Bittiğine, gittiğine
hiç üzülmedim 2024. Eminim seni özleyecek bir takım
insanlarda vardır ama git lütfen!
Arkanı
dön ve çık, kapı açık!
2025
mi?
Daha
yeni başlıyoruz! Bugün 365
günün birinci günü. Elbette her yıl olduğu
gibi bu senede kalbimden geçen dileklerim, herkes için iyi niyetlerim,
umutlarım ve sınırsız hayallerim var ama yağma
yok!

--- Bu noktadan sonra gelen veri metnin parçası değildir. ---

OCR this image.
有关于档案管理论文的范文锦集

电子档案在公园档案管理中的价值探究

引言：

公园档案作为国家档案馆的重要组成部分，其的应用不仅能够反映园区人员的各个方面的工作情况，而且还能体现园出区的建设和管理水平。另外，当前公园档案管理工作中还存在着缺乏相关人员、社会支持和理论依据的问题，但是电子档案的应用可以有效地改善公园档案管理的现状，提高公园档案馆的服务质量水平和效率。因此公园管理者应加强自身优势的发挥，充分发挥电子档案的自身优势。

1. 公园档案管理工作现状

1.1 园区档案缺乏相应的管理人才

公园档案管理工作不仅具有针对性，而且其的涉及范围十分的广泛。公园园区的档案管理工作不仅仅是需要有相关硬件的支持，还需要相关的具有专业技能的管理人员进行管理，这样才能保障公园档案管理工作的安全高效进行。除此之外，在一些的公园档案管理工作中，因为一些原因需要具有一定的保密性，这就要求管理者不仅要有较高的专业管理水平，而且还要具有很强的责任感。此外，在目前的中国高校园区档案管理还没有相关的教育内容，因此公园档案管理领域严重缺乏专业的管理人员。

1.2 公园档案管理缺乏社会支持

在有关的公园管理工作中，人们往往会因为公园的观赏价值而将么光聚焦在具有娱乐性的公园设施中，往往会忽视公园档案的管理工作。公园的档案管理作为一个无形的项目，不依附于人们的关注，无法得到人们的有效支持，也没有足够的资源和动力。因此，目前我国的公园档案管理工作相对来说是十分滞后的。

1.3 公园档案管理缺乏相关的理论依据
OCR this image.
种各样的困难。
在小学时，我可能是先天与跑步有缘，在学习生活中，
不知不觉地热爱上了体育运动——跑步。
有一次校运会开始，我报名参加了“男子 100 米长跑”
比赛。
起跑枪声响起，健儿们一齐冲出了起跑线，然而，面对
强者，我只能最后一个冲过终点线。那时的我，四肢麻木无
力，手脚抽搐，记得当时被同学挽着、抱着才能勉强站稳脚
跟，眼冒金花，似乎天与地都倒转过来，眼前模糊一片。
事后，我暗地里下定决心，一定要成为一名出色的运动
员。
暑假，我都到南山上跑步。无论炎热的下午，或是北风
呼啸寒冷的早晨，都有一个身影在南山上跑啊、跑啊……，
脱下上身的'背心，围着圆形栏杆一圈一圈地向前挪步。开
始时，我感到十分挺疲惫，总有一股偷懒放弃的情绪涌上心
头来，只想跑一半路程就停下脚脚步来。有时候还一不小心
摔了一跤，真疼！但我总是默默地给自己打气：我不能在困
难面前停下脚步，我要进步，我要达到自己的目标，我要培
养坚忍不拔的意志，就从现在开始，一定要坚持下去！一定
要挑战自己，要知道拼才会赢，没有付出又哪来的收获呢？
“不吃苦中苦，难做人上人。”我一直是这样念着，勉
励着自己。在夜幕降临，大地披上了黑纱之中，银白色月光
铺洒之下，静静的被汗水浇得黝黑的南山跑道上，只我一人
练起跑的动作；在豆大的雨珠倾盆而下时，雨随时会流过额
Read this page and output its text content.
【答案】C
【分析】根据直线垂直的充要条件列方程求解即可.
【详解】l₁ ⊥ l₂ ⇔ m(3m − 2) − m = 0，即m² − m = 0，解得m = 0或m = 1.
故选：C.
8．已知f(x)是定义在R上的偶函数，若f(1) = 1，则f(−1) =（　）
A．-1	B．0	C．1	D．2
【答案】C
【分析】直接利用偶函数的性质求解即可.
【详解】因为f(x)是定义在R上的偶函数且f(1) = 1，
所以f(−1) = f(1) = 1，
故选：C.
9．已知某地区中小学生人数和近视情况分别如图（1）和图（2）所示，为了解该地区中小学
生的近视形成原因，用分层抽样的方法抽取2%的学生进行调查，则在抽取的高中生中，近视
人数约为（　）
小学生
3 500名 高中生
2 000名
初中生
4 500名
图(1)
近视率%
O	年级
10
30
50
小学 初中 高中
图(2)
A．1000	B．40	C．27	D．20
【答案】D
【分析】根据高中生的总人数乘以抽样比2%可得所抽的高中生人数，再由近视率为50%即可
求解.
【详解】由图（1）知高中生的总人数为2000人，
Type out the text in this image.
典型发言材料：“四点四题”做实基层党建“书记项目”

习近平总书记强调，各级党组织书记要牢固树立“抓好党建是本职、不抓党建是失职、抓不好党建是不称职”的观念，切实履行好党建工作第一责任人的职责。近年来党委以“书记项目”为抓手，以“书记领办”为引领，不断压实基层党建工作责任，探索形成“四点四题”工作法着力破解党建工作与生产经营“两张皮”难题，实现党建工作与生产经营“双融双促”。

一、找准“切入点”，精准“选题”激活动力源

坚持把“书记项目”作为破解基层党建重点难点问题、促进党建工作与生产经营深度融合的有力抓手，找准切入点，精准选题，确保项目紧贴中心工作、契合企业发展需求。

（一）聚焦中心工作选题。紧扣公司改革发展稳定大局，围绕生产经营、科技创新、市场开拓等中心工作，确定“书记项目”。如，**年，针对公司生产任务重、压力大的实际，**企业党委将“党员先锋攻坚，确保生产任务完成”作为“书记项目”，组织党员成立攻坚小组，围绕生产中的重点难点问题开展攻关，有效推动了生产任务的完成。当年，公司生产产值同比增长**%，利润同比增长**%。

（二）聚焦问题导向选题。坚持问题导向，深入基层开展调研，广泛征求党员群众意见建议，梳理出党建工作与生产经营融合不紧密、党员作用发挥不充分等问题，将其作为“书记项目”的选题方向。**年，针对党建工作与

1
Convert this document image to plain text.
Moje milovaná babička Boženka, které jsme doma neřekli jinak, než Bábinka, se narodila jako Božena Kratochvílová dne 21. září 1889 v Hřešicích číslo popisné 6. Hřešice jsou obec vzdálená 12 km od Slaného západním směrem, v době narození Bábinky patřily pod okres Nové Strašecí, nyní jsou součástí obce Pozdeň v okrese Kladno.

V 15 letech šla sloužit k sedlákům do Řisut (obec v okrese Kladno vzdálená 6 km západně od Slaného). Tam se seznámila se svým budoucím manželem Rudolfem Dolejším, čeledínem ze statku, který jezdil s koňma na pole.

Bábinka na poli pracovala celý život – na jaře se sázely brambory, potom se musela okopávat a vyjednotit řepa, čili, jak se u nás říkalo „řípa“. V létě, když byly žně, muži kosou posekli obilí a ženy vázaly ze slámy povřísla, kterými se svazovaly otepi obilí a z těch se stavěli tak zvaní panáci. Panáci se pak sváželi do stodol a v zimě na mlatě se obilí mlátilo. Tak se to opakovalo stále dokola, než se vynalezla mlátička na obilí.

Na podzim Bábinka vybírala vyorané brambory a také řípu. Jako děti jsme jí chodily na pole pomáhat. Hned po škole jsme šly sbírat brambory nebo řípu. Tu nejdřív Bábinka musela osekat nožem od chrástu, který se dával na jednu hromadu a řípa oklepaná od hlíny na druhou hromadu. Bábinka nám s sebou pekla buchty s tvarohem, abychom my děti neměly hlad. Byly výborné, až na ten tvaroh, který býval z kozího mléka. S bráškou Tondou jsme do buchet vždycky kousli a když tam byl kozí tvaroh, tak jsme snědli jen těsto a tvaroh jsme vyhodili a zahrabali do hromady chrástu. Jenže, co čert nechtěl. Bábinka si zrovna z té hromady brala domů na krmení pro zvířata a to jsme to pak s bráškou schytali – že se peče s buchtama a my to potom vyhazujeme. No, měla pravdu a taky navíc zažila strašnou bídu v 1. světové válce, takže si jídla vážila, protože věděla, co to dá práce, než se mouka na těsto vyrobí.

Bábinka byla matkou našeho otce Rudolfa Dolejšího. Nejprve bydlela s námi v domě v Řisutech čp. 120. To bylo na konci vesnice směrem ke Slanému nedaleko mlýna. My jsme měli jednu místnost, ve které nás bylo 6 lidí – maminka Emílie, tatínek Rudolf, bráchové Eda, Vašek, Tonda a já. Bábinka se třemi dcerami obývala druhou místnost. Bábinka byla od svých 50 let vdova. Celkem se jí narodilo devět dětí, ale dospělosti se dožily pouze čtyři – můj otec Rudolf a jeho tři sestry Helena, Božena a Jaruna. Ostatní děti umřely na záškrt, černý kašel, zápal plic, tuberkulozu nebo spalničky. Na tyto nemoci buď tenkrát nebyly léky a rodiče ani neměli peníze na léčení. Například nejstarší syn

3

Hiç birini kelimelere dökmeyeceğim.
Ben anlayacağımı anladım, birileri (!?) pusuda bekliyor; dileklerimizi yazdığımızda/ söylediğimizde Hoop! Hemen
tersine çalıştırıyor!
Bu
sene dileklerimi kalbimde tutuyorum, anahtarını evrenin en derinlerine attım gitti!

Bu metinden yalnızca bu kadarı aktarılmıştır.